真っ赤な世界はぐるぐると回転し、俺の視界を真っ直ぐ定めさせようとしない。
閉じ込められている鉄の箱の中は凄まじい遠心力が働き、視線の先には振り解かれまいとしがみついている数人の男と、煙で見え隠れする広大で鬱蒼とした森の景色が見えた。
まるで、洗濯機の中に閉じ込められているような気分。回っているので気分も酔いが回り悪くなってくる。吐かないだけまだマシだ。
「く……ぅっ!」
俺は身体を支え、その森の中に投げ飛ばされまいと座席に必死にしがみつく。しがみついていないと眼下の森に投げ落とされ、運が良くて骨折や内臓損傷といった重度の負傷、運が悪ければ斜めに切れた太い枝に串刺しになって即死するのは必須。

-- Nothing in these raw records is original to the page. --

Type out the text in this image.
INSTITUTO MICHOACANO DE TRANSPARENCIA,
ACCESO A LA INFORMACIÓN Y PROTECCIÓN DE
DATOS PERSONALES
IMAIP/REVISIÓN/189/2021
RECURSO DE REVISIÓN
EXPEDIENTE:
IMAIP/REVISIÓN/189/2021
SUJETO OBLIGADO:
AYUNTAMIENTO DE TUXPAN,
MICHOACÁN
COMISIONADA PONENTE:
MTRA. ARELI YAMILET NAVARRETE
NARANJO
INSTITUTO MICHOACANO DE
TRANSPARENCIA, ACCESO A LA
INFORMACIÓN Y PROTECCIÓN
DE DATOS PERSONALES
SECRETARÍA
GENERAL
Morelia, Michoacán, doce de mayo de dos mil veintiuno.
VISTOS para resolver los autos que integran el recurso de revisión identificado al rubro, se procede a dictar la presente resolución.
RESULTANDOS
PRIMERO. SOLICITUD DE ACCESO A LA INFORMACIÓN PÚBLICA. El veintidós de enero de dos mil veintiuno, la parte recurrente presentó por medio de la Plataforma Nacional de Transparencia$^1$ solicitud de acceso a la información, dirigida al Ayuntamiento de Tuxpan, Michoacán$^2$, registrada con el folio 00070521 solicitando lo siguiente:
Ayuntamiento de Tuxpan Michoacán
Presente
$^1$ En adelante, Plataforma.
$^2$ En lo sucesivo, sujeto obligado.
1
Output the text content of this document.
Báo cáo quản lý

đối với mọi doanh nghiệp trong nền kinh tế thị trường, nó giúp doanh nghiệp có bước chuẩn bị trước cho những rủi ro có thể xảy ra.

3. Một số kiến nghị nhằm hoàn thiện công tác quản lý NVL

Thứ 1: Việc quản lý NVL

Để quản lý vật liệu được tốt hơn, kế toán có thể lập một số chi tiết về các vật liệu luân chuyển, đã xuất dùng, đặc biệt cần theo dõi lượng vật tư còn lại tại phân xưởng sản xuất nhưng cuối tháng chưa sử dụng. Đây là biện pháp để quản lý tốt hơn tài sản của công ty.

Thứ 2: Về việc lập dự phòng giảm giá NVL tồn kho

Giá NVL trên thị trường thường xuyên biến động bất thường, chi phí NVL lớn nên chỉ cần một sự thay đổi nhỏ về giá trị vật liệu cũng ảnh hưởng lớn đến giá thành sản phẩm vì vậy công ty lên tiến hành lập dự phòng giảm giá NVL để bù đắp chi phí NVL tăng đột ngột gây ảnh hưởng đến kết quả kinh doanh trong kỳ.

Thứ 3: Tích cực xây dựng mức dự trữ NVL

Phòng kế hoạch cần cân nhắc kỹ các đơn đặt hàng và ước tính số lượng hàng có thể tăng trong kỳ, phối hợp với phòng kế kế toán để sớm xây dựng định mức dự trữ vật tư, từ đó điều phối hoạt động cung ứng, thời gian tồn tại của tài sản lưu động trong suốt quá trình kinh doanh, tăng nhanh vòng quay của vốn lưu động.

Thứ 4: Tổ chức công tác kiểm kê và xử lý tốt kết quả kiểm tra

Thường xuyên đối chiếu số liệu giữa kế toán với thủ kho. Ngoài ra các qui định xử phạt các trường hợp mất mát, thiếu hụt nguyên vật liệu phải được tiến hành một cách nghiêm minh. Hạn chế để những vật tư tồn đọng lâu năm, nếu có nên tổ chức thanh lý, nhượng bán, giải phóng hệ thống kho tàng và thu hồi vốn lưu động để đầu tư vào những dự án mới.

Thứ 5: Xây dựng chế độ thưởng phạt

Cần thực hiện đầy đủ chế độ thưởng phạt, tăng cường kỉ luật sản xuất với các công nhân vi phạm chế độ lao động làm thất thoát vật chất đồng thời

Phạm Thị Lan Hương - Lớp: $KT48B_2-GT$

だから耐えるしかない。耐えて無事に降り立てるのを祈るしか、俺には出来ない。
「…………! ……!! …………、……っ! ……──……!」
黒煙が舞い、ビービー! とけたたましい音が鳴り響く中、どこからかそんな叫びのような声が聞こえてきた。赤に染まった視界を動かしてみると、座席の少し離れた場所に、1人の男が機械に向かって何やら叫んでいた。

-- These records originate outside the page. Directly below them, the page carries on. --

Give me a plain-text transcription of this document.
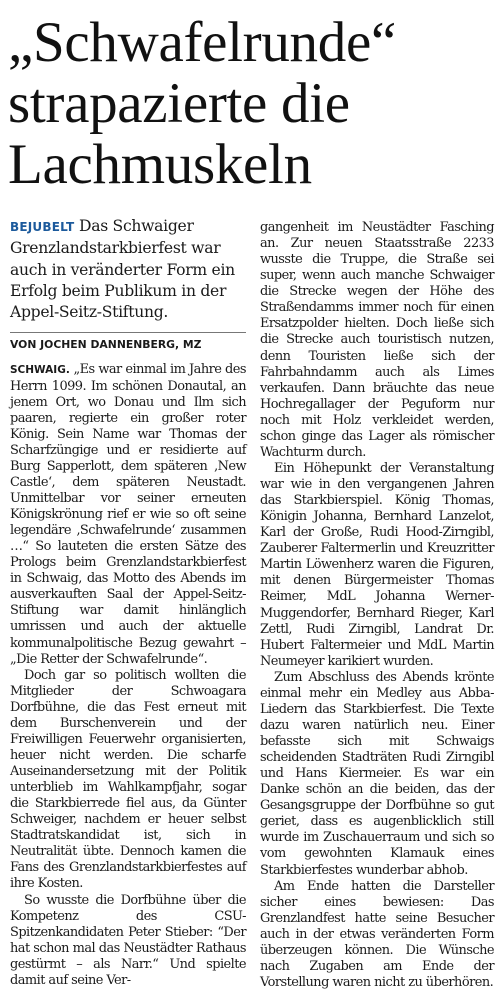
„Schwafelrunde“
strapazierte die
Lachmuskeln

BEJUBELT Das Schwaiger Grenzlandstarkbierfest war auch in veränderter Form ein Erfolg beim Publikum in der Appel-Seitz-Stiftung.

VON JOCHEN DANNENBERG, MZ

SCHWAIG. „Es war einmal im Jahre des Herrn 1099. Im schönen Donautal, an jenem Ort, wo Donau und Ilm sich paaren, regierte ein großer roter König. Sein Name war Thomas der Scharfzüngige und er residierte auf Burg Sapperlott, dem späteren ‚New Castle‘, dem späteren Neustadt. Unmittelbar vor seiner erneuten Königskrönung rief er wie so oft seine legendäre ‚Schwafelrunde‘ zusammen …“ So lauteten die ersten Sätze des Prologs beim Grenzlandstarkbierfest in Schwaig, das Motto des Abends im ausverkauften Saal der Appel-Seitz-Stiftung war damit hinlänglich umrissen und auch der aktuelle kommunalpolitische Bezug gewahrt – „Die Retter der Schwafelrunde“.

Doch gar so politisch wollten die Mitglieder der Schwoagara Dorfbühne, die das Fest erneut mit dem Burschenverein und der Freiwilligen Feuerwehr organisierten, heuer nicht werden. Die scharfe Auseinandersetzung mit der Politik unterblieb im Wahlkampfjahr, sogar die Starkbierrede fiel aus, da Günter Schweiger, nachdem er heuer selbst Stadtratskandidat ist, sich in Neutralität übte. Dennoch kamen die Fans des Grenzlandstarkbierfestes auf ihre Kosten.

So wusste die Dorfbühne über die Kompetenz des CSU-Spitzenkandidaten Peter Stieber: “Der hat schon mal das Neustädter Rathaus gestürmt – als Narr.“ Und spielte damit auf seine Ver-

gangenheit im Neustädter Fasching an. Zur neuen Staatsstraße 2233 wusste die Truppe, die Straße sei super, wenn auch manche Schwaiger die Strecke wegen der Höhe des Straßendamms immer noch für einen Ersatzpolder hielten. Doch ließe sich die Strecke auch touristisch nutzen, denn Touristen ließe sich der Fahrbahndamm auch als Limes verkaufen. Dann bräuchte das neue Hochregallager der Peguform nur noch mit Holz verkleidet werden, schon ginge das Lager als römischer Wachturm durch.

Ein Höhepunkt der Veranstaltung war wie in den vergangenen Jahren das Starkbierspiel. König Thomas, Königin Johanna, Bernhard Lanzelot, Karl der Große, Rudi Hood-Zirngibl, Zauberer Faltermerlin und Kreuzritter Martin Löwenherz waren die Figuren, mit denen Bürgermeister Thomas Reimer, MdL Johanna Werner-Muggendorfer, Bernhard Rieger, Karl Zettl, Rudi Zirngibl, Landrat Dr. Hubert Faltermeier und MdL Martin Neumeyer karikiert wurden.

Zum Abschluss des Abends krönte einmal mehr ein Medley aus Abba-Liedern das Starkbierfest. Die Texte dazu waren natürlich neu. Einer befasste sich mit Schwaigs scheidenden Stadträten Rudi Zirngibl und Hans Kiermeier. Es war ein Danke schön an die beiden, das der Gesangsgruppe der Dorfbühne so gut geriet, dass es augenblicklich still wurde im Zuschauerraum und sich so vom gewohnten Klamauk eines Starkbierfestes wunderbar abhob.

Am Ende hatten die Darsteller sicher eines bewiesen: Das Grenzlandfest hatte seine Besucher auch in der etwas veränderten Form überzeugen können. Die Wünsche nach Zugaben am Ende der Vorstellung waren nicht zu überhören.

「──……──、……──……──……! ……──! ──……──!!」
その傍らで似たような格好をした男が、目の前の何が何なのかさっぱりわからない計器を見ながら悲鳴を上げていた。
そして鉄の箱は更にぐるぐると回り、徐々に高度を失い、段々と森へと向かって落ちていく。
「…………っ!? ──っ!!」
鉄の箱が大きく揺れて斜めに傾いたその時、俺の横を大きな何かが通った。それを追って視線を這わせると、人が斜めに滑りながら森に今にも落ちようとしていた。
「ち……ッ」
咄嗟に手を差し伸べ、すんでの所でその人……オリーブ色のジャングルハットを被った男の手を掴み、自分の元に引き寄せるようにして持ち上げてやる。
「大丈夫か……?」
「──っ!」
座席に手が伸びる所まで持ち上げてやると、俺は無事か否かを問う。男はそれに答えて感謝の言葉を述べたのと同時に、
爆発が起き、鉄の箱を揺さぶった。
「──っ!?」
不意打ち同然の爆発に俺は驚きを隠せず、身体を竦めた。だがその反応が悪かったのだろう、座席にかけていた指先の力が爆発の衝撃で緩んでしまい、
「っ!? しま……っ!」
鉄の箱の中を滑るようにして落ち、
鉄の箱の外へと投げ出されるようにして、俺は森の中に落ちていった。
なすすべも無く、
抗うことも無く、
ただ朝日が見え隠れし、
その地平線から太陽が顔を覗かせ始めた空の中、俺は導かれるようにして落ちていった。
「っ……」
そして慣性の勢いで横に投げ出される形で森へ落下していく中、俺は自分が乗っていた鉄の箱がぐるぐると回りながら、燃えている様を見つめながら、
「ぐ……あ………………っ!」
足に小気味よい音と、背中に強い衝撃を受けると同時に、そのまま意識を手放した────。